Несколько секунд миссис Форестер внимательно смотрела на Крессиду, а затем демонстративно, всем туловищем, повернулась к Трой.
— А как вы устроили свой дом? — спросила она.
— Как могли. Мой муж полицейский, и его распорядок дня может из самой добропорядочной домохозяйки сделать психопатку.
— Полицейский? — воскликнула Крессида и добавила: — Ах да, я забыла. Хилари говорил мне. Но он какой-то безумно высокопоставленный и знаменитый, ведь так?
Поскольку ответить на подобный вопрос, как правило, нечего, Трой и не стала отвечать.
— Не заняться ли нам елкой? — спросила она миссис Форестер.
— Без Хилари нельзя. Он обязательно должен командовать. Вам пора бы уже знать.
— Не слишком шикарный праздник, правда? — наморщила носик Крессида. — Тюремный босс, понимаете ли, тюремный врач, охранники, капеллан. Не говоря уж о тюремных детишках. Ох, я забыла, еще толпа чумных соседей, все такие провинциальные и ни одного моложе семидесяти. Повеселимся на полную катушку. Под звон бубенцов.
— Мне семьдесят, а моему мужу семьдесят три, — заметила миссис Форестер.
— Ну вот, всегда я так, — сокрушенно всплеснула руками Крессида. — Хамлю, понимаете ли. — Она рассмеялась и вдруг опустилась на колени перед миссис Форестер, откинув назад гриву великолепных волос и сложив руки в молитвенном жесте. — Я не настолько безнадежно испорчена, больше прикидываюсь, — призналась она. — Вы оба относились ко мне просто фантастически. Всегда. И я благодарна. Хилари придется драть меня как Сидорову козу. Понимаете? Регулярно. И тогда я буду вести себя выше крыши.
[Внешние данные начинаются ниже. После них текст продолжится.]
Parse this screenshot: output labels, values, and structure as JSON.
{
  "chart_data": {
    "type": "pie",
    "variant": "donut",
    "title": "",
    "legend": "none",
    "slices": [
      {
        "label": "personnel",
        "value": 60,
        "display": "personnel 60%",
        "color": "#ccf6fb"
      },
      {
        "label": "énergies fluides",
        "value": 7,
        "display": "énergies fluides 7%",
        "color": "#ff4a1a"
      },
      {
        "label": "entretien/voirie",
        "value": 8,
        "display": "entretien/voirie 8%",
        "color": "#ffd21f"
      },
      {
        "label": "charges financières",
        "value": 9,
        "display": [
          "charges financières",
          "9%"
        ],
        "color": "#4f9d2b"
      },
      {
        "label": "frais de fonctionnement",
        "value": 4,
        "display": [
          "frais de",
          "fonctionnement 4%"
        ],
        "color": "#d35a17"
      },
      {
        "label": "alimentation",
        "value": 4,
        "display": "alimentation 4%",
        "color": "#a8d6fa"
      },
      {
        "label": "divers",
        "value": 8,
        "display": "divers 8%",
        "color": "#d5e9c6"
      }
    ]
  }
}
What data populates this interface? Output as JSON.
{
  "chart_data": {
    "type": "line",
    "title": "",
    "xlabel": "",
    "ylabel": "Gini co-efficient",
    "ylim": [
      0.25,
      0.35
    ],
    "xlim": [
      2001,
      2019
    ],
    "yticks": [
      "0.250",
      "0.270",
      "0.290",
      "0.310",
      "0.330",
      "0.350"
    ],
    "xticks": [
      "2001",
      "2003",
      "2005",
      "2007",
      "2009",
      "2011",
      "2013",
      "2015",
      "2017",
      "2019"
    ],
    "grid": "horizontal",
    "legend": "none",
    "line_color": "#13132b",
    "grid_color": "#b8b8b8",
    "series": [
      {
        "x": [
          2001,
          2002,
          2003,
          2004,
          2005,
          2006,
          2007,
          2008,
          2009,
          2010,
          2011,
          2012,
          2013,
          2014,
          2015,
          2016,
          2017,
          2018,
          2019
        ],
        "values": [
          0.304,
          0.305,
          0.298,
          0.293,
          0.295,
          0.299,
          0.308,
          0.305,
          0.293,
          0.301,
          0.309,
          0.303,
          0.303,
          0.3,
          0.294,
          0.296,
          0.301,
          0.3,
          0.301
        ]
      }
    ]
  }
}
Тетя Тру, лапуленька, простите меня.
«Тетя Трах не Медуза Горгона, ей не обратить в камень эту чаровницу», — подумала Трой.
И точно, уголки рта миссис Форестер дрогнули в улыбке.
— Полагаю, ты не хуже, чем другие в твоем поколении, — мягко произнесла она. — Ты умна и откровенна, что есть, то есть.
— Умна как дьявол и откровенно красива, да? Как вы думаете, тетя Тру, я украшу собой дом Хилари?
— О, смотреться ты будешь очень прилично, — сказала миссис Форестер. — Никаких сомнений. Хорошо бы ты и вела себя так же.
— Вести себя прилично… — задумчиво произнесла Крессида и умолкла. В камине потрескивал огонь. Откуда-то сверху потянуло сквозняком, и ветвь для поцелуев немного повернулась вокруг шнура. Из столовой послышался приглушенный толстыми стенами смех Хилари. В голосе и взгляде Крессида вдруг произошла разительная перемена.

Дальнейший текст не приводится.